Refer to SPEAR Library for well documented implemenation of this paper.
This code has been developed with
- python 3.6
- numpy 1.17.4
- torch 1.1.0
The dataset directory contains dataset for the following 3 datasets:
- IMDB
To download following datasets, please go to the following link (https://github.com/awasthiabhijeet/Learning-From-Rules) and keep them inside Data/ directory
- MITR - Slot filling task (Source: https://groups.csail.mit.edu/sls/downloads/restaurant/)
- YOUTUBE - Spam Classification task of youtube comments (Source: http://www.dt.fee.unicamp.br/~tiago//youtubespamcollection)
- SMS - Spam classification task of text messages (Source: https://archive.ics.uci.edu/ml/datasets/SMS+Spam+Collection)
- CENSUS
- d_processed.p (d set: labeled data )
- U_processed.p (U set: unlabeled data)
- test_processed.p (test data)
- NOTE U_processed.p for YOUTUBE and MITR is unavailable on GitHub due to larger size. You can download entire data dir from this link
- x : feature representation of instances
- shape : [num_instances, num_features]
- l : Class Labels assigned by rules
- shape : [num_instances, num_rules]
- class labels belong to {0, 1, 2, .. num_classes-1}
- l[i][j] provides the class label provided by jth rule on ith instance
- if jth rule doesn't cover ith instance, then l[i][j] = num_classes (convention)

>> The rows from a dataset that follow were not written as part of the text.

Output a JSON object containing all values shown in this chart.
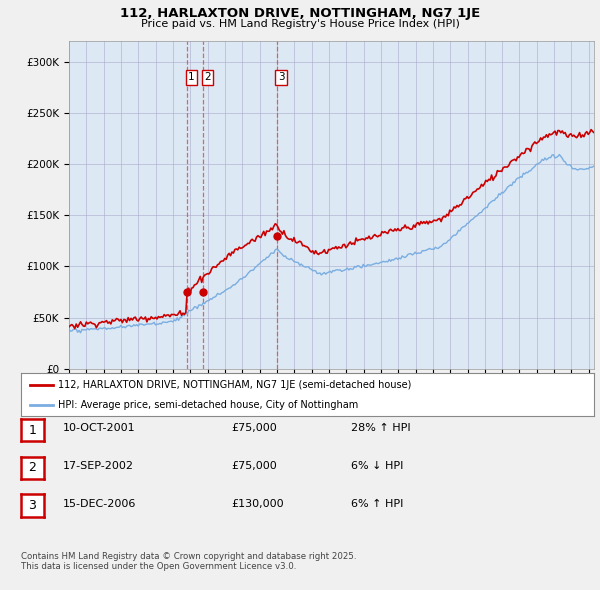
{
  "title_line1": "112, HARLAXTON DRIVE, NOTTINGHAM, NG7 1JE",
  "title_line2": "Price paid vs. HM Land Registry's House Price Index (HPI)",
  "background_color": "#f0f0f0",
  "plot_bg_color": "#dce9f5",
  "red_line_color": "#cc0000",
  "blue_line_color": "#7aade0",
  "dashed_line_color": "#dd4444",
  "ylim": [
    0,
    320000
  ],
  "yticks": [
    0,
    50000,
    100000,
    150000,
    200000,
    250000,
    300000
  ],
  "ytick_labels": [
    "£0",
    "£50K",
    "£100K",
    "£150K",
    "£200K",
    "£250K",
    "£300K"
  ],
  "sale_labels": [
    "1",
    "2",
    "3"
  ],
  "legend_line1": "112, HARLAXTON DRIVE, NOTTINGHAM, NG7 1JE (semi-detached house)",
  "legend_line2": "HPI: Average price, semi-detached house, City of Nottingham",
  "table_data": [
    {
      "num": "1",
      "date": "10-OCT-2001",
      "price": "£75,000",
      "change": "28% ↑ HPI"
    },
    {
      "num": "2",
      "date": "17-SEP-2002",
      "price": "£75,000",
      "change": "6% ↓ HPI"
    },
    {
      "num": "3",
      "date": "15-DEC-2006",
      "price": "£130,000",
      "change": "6% ↑ HPI"
    }
  ],
  "footer": "Contains HM Land Registry data © Crown copyright and database right 2025.\nThis data is licensed under the Open Government Licence v3.0."
}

- in snorkel, convention is to keep l[i][j] = -1, if jth rule doesn't cover ith instance
- m : Rule coverage mask
- A binary matrix of shape [num_instances, num_rules]
- m[i][j] = 1 if jth rule cover ith instance
- m[i][j] = 0 otherwise
- L : Instance labels
- shape : [num_instances, 1]
- L[i] = label of ith instance, if label is available i.e. if instance is from labeled set d
- Else, L[i] = num_clases if instances comes from the unlabeled set U
- class labels belong to {0, 1, 2, .. num_classes-1}
- d : binary matrix of shape [num_instances, 1]
- d[i]=1 if instance belongs to labeled data (d), d[i]=0 otherwise
- d[i]=1 for all instances is from d_processed.p
- d[i]=0 for all instances in other 3 pickles {U,validation,test}_processed.p
- r : A binary matrix of shape [num_instances, num_rules]
- r[i][j]=1 if jth rule was associated with ith instance
- Highly sparse matrix
- r is a 0 matrix in all the pickles except d_processed.p
- Note that this is different from rule coverage mask "m"
- This matrix defines the coupled rule,example pairs.
- Run respective .sh files to train the model
- To run semi-supervised model of youtube - run tr_youtube.sh
- Each sh file contains calls to various combinations of loss functions.